# Part One
# 1. Types of random variables
# Instructions
Review the definition of discrete and continuous random variables.
A variable is a quantity whose value changes.
变量是一个值会变化的量A discrete variable is a variable whose value is obtained by counting.
离散变量是一个由计数获得其值的变量Examples:
- number of students present
出席的学生人数 - number of red marbles in a jar
一个罐子里红色弹珠的数量 - number of heads when flipping three coins
抛出三个硬币时正面的数量 - students’ grade level
学生的年级
- number of students present
A continuous variable is a variable whose value is obtained by measuring.
连续变量是一个通过测量获得其值的变量Examples:
- height of students in class
班级学生的身高 - weight of students in class
班级学生的体重 - time it takes to get to school
到学校所需的时间 - distance traveled between classes
班级间的距离
- height of students in class
A random variable is a variable whose value is a numerical outcome of a random phenomenon.

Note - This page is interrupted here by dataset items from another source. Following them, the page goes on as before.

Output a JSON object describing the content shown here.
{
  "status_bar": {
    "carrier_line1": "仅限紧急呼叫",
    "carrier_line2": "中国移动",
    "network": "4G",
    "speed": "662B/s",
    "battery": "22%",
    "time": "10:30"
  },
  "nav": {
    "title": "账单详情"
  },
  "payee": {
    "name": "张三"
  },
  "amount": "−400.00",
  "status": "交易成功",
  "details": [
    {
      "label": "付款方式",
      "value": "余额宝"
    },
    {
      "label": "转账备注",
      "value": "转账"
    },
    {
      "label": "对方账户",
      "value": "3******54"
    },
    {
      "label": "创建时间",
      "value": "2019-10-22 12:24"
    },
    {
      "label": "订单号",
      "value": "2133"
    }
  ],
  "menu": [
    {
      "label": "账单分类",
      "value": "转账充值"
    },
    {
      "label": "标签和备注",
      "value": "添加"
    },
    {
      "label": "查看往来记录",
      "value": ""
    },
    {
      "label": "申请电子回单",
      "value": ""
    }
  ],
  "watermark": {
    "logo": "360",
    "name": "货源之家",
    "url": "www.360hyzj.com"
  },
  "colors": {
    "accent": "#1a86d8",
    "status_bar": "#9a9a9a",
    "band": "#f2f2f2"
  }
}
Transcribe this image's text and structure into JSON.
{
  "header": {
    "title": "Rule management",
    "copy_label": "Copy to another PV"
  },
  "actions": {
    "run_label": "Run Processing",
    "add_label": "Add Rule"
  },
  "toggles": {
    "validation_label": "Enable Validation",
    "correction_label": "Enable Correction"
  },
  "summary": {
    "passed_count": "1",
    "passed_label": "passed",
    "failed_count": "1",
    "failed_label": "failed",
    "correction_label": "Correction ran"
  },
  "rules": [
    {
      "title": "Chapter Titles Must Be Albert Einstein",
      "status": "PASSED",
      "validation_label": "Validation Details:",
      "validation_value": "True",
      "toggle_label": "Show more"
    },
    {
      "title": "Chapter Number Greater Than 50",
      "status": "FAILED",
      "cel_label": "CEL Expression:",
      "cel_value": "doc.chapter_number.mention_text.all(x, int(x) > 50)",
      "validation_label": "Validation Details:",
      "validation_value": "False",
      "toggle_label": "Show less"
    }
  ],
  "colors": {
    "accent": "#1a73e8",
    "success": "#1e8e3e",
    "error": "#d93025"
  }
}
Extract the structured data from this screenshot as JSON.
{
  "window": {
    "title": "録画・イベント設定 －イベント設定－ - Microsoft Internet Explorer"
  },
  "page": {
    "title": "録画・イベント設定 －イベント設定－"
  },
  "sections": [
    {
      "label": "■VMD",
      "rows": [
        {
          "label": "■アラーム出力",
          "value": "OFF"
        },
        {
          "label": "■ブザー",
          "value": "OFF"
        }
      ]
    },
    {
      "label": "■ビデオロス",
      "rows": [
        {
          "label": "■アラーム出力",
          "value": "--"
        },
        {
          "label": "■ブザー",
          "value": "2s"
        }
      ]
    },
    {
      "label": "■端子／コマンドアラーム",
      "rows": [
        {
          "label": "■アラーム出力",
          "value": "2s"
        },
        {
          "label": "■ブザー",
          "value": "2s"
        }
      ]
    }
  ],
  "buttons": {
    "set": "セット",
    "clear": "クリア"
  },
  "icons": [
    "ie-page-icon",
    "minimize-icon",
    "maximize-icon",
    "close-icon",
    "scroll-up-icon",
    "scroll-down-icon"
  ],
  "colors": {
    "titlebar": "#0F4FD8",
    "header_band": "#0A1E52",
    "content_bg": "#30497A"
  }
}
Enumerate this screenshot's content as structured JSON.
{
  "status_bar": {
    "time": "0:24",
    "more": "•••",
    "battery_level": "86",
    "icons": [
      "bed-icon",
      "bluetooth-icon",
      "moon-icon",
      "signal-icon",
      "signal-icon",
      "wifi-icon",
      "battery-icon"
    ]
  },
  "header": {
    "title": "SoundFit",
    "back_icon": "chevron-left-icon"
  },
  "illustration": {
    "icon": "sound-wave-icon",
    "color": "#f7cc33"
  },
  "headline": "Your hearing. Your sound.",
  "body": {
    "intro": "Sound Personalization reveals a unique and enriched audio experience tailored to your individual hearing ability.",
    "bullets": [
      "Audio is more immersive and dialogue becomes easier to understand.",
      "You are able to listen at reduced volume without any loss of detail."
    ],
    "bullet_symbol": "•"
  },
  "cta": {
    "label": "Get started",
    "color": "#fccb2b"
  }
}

随机变量是一个值是随机现象的数值结果的变量。- A random variable is denoted with a capital letter
随机变量用大写字母表示 - The probability distribution of a random variable tells what the possible values of are and how probabilities are assigned to those values
随机变量 的概率分布表示 的可能值是什么,以及如何将概率分配给这些值 - A random variable can be discrete or continuous
随机变量可以是离散的或连续的
- A random variable is denoted with a capital letter
A discrete random variable has a countable number of possible values.
离散随机变量 具有可数数量的可能值。- Example: Let represent the sum of two dice.
让 代表两个骰子的总和。 - To graph the probability distribution of a discrete random variable, construct a probability histogram.
要绘制离散随机变量的概率分布图,请构建概率直方图。
- Example: Let represent the sum of two dice.
A continuous random variable takes all values in a given interval of numbers.
连续随机变量 取给定数字区间内的所有值。- The probability distribution of a continuous random variable is shown by a density curve.
连续随机变量的概率分布由密度曲线表示。 - The probability that is between an interval of numbers is the area under the density curve between the interval endpoints
在数字区间之间的概率是区间端点之间密度曲线下的面积 - The probability that a continuous random variable is exactly equal to a number is zero
连续随机变量 正好等于一个数字的概率为零
- The probability distribution of a continuous random variable is shown by a density curve.
# Tasks
Classify the following random variables as discrete or continuous:
X: the number of automobile accidents per year in Virginia.
discrete
Y : the length of time to play 18 holes of golf.
continuous
M: the amount of milk produced yearly by a particular cow.
continuous
N: the number of eggs laid each month by a hen.
discrete
P: the number of building permits issued each month in a certain city.
discrete
Q: the weight of grain produced per acre.
continuous
# 2. Choosing a measure of location to summarize the data
# Instructions
We have learned two ways to measure location or centrality of the data: the sample mean and the sample median. Review their definition and how to compute them (in R or Python, of course!).
# Task
A certain polymer is used for evacuation systems for aircraft. It is important that the polymer be resistant to the aging process.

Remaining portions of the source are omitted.